Special Olympics helps to change lives
Tuesday, February 25, 2014
Article summary
UEFA's social responsibility partner Special Olympics is doing magnificent work in giving sporting opportunities and a sense of achievement to athletes with intellectual disabilities.
Article top media content
Article body
Football has the power to change lives, generate intense emotions and promote health, friendship and respect. These values are prevalent in the outstanding work undertaken by UEFA's social responsibility partner, Special Olympics.
Founded in 1968, Special Olympics provides opportunities in a wide variety of sports to more than 4.2 million athletes with intellectual disabilities in over 170 countries.
The Special Olympics-UEFA partnership began in 1998, and the main objective is to involve more players with intellectual disabilities in football. Special Olympics is an international body that brings life-changing experiences by encouraging and empowering people with intellectual disabilities through sport – giving them the chance to develop physical fitness, demonstrate courage, and participate in a sharing of gifts, skills and friendship.

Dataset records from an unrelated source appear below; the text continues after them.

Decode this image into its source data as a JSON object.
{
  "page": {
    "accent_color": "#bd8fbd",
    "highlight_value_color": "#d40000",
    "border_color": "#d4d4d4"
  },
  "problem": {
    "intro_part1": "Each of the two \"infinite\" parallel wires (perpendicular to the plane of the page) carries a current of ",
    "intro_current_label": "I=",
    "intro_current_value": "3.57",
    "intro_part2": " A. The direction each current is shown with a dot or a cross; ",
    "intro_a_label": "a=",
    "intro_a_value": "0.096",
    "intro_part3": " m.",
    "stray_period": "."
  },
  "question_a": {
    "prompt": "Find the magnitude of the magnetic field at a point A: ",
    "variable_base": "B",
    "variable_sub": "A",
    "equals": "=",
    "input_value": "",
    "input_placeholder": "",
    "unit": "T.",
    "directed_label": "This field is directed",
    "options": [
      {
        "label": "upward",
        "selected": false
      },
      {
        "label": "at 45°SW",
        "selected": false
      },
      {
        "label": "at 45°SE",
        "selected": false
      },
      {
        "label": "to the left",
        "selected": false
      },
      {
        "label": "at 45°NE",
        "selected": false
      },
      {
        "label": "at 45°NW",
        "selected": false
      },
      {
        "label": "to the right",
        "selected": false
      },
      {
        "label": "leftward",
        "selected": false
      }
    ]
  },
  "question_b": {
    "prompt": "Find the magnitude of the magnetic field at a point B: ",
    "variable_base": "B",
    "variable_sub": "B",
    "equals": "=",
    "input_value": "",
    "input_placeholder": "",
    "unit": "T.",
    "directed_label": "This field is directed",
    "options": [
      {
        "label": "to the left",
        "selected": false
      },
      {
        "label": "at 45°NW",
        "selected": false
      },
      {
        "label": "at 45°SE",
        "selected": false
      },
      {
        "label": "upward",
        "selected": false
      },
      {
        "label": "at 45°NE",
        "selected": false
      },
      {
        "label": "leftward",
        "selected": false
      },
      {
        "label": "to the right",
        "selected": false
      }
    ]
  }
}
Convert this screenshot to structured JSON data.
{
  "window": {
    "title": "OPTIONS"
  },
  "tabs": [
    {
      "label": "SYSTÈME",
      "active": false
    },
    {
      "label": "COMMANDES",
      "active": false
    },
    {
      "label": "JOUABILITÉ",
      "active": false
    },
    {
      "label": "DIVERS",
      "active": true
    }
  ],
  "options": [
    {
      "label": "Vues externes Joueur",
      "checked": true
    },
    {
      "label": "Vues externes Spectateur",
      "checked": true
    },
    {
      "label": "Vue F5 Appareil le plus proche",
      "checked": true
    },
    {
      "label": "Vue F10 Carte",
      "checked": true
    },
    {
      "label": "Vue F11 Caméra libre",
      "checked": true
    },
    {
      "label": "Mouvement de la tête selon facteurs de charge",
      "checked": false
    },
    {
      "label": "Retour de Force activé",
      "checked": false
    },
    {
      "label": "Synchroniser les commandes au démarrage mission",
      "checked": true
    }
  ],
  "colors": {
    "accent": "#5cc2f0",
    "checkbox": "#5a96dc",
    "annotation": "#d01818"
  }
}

UEFA nurtures partnerships with a carefully selected number of organisations, in particular through its Football for all Abilities portfolio, which fosters the use of football as a tool for broadening the inclusion of players of all abilities, as well as marginalised or excluded groups.
Special Olympics' excellent work across the globe affords people with intellectual disabilities the opportunity to discover their sporting talents and derive a real sense of personal achievement and growth in doing so.
Dr Stan Shepherd is medical director for Special Olympics Great Britain. "A wide range of conditions can cause intellectual disability," he says. "There are many congenital genetic-based syndromes. One of the most common is Down's syndrome, another is Fragile X syndrome. Then there are other conditions that are the result of, for example, a problem during delivery at birth."
Special Olympics sport offers people with intellectual disabilities a positive purpose and feeling of belonging – and football plays a special role. "The benefits are massive," Dr Shepherd explains. "With football, the first thing to remember is that someone with intellectual disability has precisely the same emotions as everyone else. So when they play football, they experience exactly the same excitement, the same challenges, the same joy as anyone else who plays football.
"Having an intellectual disability can make your life very lonely and isolated – but because football is a team game, this automatically gives our athletes the whole experience of being part of a team. So they share the experience of training together, playing together, winning and losing together. In addition, any sporting activity is going to increase your self-confidence and your self-reliance – it's going to motivate you to get fit, to exercise, to train, to eat a healthy diet and to live a healthy life. Sport brings inclusion and not exclusion ... It brings togetherness, and not isolation."
Dr Shepherd praises the thousands of volunteers who devote their time to coaching and assisting Special Olympics athletes worldwide, and says their dedication and encouragement is crucial. "We must pay tribute to the phenomenal commitment of the Special Olympics coaches. They all do it in their own time and for no money. Through your coach, anybody who plays a sport is going to get stretched, is going to do things they didn't think they could do or didn't believe they could do.
"Think what this means as a boost to the athletes' self-confidence and self-worth. Away from Special Olympics, they are in a world where people are telling you you can't do things. Here, they are in a world which is saying not only can you do things – you can even believe you can exceed your own expectations. That's one of the powers of Special Olympics."
UEFA's backing of Special Olympics lends a special seal of approval to the organisation's sterling work. "As an athlete with intellectual disability playing football, the fact that UEFA supports you means a huge amount," Dr Shepherd reflects. "It means that UEFA, the governing body of the most popular sport in the world, takes you seriously. It's massively important."
There are very sound medical reasons for Special Olympics athletes playing sports and getting fit. "People with intellectual disability suffer more long-term conditions than the rest of the population," says Dr Shepherd. "Diabetes, raised blood pressure, risk of heart attacks and strokes, etc. They get these long-term conditions at a younger age, and they can often have a worse outcome than the rest of the population.
"Physical fitness and living a healthy lifestyle are a major defence against diabetes, so football – the motivation, physical fitness, healthy diet and lifestyle – is actually improving health and life expectancy."
Joy, pride and achievement are at the heart of the Special Olympics athletes' experience. Dr Shepherd was recently involved in the Special Olympics Great Britain National Summer Games, which engaged some 1,700 athletes from England, Scotland and Wales, all with intellectual disabilities. He presents two examples of the sheer pleasure generated by the games. "The mother of an athlete said to us: 'You have treated us like royalty.' This can be put in contrast with the exclusion that people with intellectual disabilities may be confronted with. Then, an ambulance driver who had attended hundreds of events told us: 'After all the events I've been to, I have never seen so many smiling faces.'"
Special Olympics can feel justifiable pride in the magnificent work it is doing to furnish sportsmen and women with moments of joy that they will never forget.